Now, if you’ve ever gone from IC to manager, you know this moment. The choice. Do you keep climbing the ladder? Or do you step off and rejoin the builders?
Honestly? I wrestled with it.
I talked to mentors. I talked to peers. I spiraled a little. Would this be seen as a step back? Would I be closing doors? Or was this actually the smarter play?
What helped me decide was this: the project was big, messy, and critical. I wouldn’t just be writing code—I’d be helping shape the thing from the ground up, working with principal engineers and product leads, using every bit of technical and organizational knowledge I’d picked up over the years.
So I made the jump.
No direct reports. No skip levels. Just deep work, real impact, and a clean slate.
Building Again—But Different
The project was already moving when I joined, but still early enough that I could help shape direction. It was meant to reimagine a major part of the DocuSign experience—no pressure, right?

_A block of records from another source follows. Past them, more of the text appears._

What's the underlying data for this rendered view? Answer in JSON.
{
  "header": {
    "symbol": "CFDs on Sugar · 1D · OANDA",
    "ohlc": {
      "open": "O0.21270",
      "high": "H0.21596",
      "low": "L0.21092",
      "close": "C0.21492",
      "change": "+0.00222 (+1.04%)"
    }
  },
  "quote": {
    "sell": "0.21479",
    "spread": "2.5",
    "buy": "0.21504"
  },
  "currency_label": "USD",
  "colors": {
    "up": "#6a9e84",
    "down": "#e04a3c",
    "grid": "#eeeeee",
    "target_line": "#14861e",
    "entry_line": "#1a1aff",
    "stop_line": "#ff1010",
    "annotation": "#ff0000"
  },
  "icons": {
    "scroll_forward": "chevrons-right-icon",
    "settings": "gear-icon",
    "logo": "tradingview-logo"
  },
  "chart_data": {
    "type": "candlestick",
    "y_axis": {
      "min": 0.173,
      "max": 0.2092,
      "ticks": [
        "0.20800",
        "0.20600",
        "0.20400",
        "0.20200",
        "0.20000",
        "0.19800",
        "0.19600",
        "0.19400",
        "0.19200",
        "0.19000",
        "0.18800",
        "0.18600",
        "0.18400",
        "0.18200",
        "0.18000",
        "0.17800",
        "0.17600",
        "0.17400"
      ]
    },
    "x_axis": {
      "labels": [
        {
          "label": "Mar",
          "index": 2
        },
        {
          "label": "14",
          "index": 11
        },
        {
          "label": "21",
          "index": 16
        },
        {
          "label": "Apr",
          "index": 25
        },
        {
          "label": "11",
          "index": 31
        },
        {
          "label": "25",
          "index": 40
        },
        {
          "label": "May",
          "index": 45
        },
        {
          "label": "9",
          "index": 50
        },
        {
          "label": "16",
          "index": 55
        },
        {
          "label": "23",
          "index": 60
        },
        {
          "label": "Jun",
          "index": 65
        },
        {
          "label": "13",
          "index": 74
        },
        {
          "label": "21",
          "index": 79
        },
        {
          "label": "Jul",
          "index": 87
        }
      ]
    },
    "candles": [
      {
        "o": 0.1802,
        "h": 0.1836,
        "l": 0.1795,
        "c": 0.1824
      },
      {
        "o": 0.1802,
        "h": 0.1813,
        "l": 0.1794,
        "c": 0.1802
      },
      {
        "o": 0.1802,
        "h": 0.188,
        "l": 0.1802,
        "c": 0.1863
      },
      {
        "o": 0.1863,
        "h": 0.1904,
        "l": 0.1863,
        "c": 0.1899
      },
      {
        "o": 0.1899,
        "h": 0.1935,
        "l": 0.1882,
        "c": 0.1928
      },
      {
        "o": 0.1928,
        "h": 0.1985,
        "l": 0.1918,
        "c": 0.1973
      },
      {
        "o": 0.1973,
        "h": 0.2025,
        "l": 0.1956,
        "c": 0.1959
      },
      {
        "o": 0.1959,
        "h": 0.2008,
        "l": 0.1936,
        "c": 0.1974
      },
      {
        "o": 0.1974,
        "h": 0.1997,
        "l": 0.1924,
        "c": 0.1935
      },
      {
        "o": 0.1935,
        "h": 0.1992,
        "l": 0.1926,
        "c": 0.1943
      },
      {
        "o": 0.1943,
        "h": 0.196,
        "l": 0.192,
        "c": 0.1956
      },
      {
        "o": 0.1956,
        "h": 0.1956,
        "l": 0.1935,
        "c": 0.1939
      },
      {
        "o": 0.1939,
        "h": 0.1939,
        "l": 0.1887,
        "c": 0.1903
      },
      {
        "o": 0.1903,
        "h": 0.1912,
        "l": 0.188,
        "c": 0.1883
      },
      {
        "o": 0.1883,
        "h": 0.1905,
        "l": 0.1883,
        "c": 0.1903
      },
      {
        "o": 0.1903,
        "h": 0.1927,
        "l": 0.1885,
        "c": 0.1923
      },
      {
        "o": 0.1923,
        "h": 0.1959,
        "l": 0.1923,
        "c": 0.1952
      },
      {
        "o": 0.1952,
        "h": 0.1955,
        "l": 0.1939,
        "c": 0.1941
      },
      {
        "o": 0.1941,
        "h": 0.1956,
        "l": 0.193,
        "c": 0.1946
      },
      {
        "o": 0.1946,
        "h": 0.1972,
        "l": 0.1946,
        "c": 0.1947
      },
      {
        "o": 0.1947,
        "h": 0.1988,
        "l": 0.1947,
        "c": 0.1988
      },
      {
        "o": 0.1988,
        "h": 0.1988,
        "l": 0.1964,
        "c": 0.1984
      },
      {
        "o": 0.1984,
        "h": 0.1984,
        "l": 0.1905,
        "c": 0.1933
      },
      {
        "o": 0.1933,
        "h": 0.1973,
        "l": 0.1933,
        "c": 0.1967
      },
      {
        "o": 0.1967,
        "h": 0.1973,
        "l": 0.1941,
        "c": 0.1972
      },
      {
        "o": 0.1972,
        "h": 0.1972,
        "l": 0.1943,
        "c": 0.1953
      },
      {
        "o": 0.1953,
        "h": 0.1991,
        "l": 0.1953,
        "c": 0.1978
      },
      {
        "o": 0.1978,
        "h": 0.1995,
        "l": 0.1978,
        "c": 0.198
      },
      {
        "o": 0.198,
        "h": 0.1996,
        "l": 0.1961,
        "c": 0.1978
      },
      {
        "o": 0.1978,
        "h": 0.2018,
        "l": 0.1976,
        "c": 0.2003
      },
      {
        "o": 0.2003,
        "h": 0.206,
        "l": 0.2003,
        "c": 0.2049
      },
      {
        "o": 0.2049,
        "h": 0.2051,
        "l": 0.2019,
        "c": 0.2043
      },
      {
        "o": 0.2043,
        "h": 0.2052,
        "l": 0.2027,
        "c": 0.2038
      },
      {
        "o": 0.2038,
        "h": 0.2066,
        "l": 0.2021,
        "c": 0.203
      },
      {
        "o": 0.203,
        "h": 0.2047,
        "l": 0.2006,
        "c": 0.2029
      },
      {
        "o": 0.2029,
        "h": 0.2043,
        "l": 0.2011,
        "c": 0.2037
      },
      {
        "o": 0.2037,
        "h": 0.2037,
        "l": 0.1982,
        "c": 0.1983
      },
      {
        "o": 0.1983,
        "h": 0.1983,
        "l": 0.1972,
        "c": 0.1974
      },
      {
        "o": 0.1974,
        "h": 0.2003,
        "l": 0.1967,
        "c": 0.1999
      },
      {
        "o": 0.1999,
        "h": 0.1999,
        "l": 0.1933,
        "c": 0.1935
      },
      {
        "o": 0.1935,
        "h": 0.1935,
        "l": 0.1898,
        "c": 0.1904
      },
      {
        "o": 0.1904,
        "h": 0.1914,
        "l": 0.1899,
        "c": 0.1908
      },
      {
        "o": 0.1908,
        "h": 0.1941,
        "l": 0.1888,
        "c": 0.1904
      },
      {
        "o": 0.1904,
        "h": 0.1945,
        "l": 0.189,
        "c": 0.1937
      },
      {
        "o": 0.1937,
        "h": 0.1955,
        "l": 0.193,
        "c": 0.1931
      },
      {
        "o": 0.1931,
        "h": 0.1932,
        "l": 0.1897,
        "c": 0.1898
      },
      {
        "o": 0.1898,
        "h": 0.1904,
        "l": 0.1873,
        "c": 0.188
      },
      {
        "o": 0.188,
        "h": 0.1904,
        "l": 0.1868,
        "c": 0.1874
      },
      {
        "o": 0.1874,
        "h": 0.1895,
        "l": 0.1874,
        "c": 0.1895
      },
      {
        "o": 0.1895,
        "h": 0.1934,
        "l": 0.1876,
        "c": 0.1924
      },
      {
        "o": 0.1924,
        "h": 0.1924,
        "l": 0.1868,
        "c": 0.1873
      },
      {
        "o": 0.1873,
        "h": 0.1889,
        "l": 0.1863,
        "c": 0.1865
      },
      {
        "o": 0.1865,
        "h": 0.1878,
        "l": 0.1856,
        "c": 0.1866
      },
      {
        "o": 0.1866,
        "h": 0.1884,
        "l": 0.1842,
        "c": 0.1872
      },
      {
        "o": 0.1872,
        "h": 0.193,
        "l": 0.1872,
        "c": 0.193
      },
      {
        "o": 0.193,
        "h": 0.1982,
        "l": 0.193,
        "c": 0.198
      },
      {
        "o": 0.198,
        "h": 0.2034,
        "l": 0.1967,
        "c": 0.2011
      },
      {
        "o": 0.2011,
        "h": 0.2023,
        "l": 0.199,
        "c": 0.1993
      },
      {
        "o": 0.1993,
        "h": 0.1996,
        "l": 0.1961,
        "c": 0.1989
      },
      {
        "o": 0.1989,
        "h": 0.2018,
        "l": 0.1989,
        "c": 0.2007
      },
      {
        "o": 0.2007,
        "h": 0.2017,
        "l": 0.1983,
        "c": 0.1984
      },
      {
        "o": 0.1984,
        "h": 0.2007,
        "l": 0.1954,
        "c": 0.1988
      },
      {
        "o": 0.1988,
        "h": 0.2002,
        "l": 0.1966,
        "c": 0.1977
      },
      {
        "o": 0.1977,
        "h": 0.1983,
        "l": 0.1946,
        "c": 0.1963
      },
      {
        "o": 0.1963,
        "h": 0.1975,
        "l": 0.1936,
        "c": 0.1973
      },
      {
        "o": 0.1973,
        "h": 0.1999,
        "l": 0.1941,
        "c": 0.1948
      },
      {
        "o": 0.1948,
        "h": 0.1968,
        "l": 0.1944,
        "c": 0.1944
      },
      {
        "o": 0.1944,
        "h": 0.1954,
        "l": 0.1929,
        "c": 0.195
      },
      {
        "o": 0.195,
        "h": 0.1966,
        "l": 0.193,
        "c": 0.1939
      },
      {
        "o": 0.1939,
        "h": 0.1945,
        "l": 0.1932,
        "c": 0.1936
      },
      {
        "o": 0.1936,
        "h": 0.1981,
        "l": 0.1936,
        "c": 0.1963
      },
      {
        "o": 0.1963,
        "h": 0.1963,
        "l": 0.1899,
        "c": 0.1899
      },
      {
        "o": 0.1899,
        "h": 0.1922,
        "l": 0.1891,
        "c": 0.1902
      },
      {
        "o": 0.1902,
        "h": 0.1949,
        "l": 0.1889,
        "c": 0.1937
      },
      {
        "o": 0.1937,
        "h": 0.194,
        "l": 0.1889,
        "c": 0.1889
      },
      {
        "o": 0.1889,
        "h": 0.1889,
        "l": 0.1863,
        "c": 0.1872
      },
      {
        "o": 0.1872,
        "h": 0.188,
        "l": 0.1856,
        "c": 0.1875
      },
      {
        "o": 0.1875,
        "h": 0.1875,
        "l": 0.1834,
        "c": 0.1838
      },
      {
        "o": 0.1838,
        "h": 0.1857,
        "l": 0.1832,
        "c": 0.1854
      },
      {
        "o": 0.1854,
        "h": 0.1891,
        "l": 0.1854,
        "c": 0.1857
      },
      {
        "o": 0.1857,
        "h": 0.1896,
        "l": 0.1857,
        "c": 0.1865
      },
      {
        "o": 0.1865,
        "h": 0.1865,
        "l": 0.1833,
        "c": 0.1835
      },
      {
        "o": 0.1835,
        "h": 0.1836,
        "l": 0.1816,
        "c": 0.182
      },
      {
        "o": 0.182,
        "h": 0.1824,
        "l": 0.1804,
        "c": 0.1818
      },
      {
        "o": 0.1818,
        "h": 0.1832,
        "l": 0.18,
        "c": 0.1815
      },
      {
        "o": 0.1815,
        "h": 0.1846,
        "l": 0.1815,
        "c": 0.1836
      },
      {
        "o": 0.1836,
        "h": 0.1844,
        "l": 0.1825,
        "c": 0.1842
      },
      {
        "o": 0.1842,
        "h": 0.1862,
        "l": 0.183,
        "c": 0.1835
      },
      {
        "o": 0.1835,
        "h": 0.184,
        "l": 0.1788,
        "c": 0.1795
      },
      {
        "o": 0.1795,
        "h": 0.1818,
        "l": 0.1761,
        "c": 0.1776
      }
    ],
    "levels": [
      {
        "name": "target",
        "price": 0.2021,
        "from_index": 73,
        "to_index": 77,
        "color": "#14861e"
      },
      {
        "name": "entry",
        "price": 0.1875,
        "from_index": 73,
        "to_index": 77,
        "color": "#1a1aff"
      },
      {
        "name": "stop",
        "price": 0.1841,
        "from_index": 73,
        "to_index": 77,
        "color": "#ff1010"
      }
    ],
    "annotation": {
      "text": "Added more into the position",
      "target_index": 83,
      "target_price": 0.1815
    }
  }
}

I wasn’t handed a spec. I was expected to figure things out. So I did what any good IC does: asked a ton of questions, pulled in the right people, and started identifying what was missing.
I leaned on my past technical chops and the relationships I’d built across teams to start connecting the dots. I worked closely with platform teams, PMs, and designers. I helped establish guardrails, testing patterns, and release cadences. I got in the code, sure—but I also helped others get unblocked, make decisions faster, and avoid tech debt that would bite us later.
What surprised me most? I was still leading.
Just... without a title.
People started coming to me for input. I found myself mentoring junior devs again. I was facilitating more than I expected. But the difference was, I also got to scratch that technical itch every single day.
It reminded me why I started coding in the first place.
Leadership Isn’t a Ladder
If you’re in a management role and feeling the itch to build again, here’s what I’ll say: it’s okay to pivot. It’s okay to pause the climb. You’re not going backward—you’re recharging a part of yourself that may have been running on fumes.
Going back to IC helped me grow in ways I didn’t expect. I sharpened my technical skills. I expanded my influence. I showed up as a leader even without the org chart saying so.
And maybe down the line, I’ll manage again. But now I know I can choose based on where I’m most useful—not just what comes next on some pre-baked career track.
So yeah. This isn’t a story about leaving management. It’s a story about rediscovering the part of leadership that lives in the code, the reviews, the architecture docs—and sometimes, in the bugs you fix at midnight.
It’s all leadership. And it’s all valid.